Fats, oils and grease can wreak havoc on your plumbing and SD1's sewer pipes.
When residents and businesses pour fats, oils and grease (FOG) down sinks or floor drains, these substances can build up in pipes. This can ruin plumbing and prevent wastewater from moving through SD1's sanitary sewer pipes to a treatment plant for cleaning.
When wastewater is unable to move through sewer pipes, raw sewage can back up into homes or overflow into local streets and streams. FOG also can increase the cost of operating and maintaining sanitary sewer pipes and treatment plants.
To manage issues caused by FOG, SD1 developed a comprehensive plan that is detailed in the FOG Management Policy
Properly discard fats, oils and grease.
In an effort to protect pipes and keep costs low, SD1 encourages customers to properly discard FOG.
- Don't put oil, grease or food scraps down the drain. Instead, place them into trash bins or covered collection containers.
- Don't run hot water over greasy dishes, pans or fryers. Wipe the grease off with a paper towel before washing dishes by hand or in the dishwasher.
- Don't rely on a garbage disposal.

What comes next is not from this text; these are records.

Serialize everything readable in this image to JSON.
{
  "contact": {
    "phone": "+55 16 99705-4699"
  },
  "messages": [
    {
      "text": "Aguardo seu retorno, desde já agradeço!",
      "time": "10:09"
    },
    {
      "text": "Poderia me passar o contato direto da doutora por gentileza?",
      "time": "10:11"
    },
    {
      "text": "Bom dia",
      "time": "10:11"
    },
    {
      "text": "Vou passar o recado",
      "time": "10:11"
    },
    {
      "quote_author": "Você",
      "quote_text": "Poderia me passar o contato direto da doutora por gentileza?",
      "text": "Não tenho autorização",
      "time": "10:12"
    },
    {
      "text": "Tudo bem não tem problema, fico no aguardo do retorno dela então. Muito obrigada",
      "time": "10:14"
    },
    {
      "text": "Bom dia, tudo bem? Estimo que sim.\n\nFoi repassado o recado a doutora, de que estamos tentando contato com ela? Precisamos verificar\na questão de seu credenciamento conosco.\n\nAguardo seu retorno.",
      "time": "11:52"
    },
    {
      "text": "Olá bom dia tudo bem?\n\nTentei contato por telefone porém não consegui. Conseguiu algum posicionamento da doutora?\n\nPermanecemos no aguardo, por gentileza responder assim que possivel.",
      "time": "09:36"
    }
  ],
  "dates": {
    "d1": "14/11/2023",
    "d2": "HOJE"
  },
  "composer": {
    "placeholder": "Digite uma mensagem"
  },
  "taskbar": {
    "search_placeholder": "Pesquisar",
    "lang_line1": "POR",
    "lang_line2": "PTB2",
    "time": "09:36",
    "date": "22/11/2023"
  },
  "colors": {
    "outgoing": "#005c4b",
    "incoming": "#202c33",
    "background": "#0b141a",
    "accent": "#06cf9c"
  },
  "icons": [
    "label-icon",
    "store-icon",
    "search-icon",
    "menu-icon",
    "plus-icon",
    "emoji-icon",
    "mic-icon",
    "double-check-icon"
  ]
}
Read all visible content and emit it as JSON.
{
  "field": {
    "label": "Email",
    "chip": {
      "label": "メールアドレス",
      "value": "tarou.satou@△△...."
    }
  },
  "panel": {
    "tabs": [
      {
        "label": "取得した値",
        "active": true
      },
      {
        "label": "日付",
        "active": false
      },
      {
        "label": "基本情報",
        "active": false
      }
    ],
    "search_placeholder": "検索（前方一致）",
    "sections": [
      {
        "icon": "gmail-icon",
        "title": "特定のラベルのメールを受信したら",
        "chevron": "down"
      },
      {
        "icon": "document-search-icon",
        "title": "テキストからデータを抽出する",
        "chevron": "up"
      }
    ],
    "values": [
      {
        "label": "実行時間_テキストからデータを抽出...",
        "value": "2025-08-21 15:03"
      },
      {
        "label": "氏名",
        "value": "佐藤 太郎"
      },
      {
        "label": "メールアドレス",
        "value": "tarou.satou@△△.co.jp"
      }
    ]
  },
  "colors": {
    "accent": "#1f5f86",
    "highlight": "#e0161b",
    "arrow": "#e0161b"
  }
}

Instead, use a strainer in the sink to collect excess food particles.
- Don't use chemicals to remove grease clogs; they can damage the piping system.
What can landlords do?
Apartments, townhomes and condos can have a disproportionate impact on the sewer system due to the high density of users. If you are a property manager and would like materials to educate customers on the problems caused by FOG, please contact SD1's Industrial Pretreatment Department at 859-547-1109.
What can restaurants and other food service establishments do?
|Fats, oils and grease can lead to blocked pipes, sewage backups and overflows if not properly managed.
Food service establishments (FSEs) prepare and process a high volume of food, leading to a higher potential for releasing FOG into the sewer system. As a result, they must take extra precautions to manage FOG.
To reduce FOG at your business, consider best management practices
such as signage, routine cleanings and recycling cooking oils.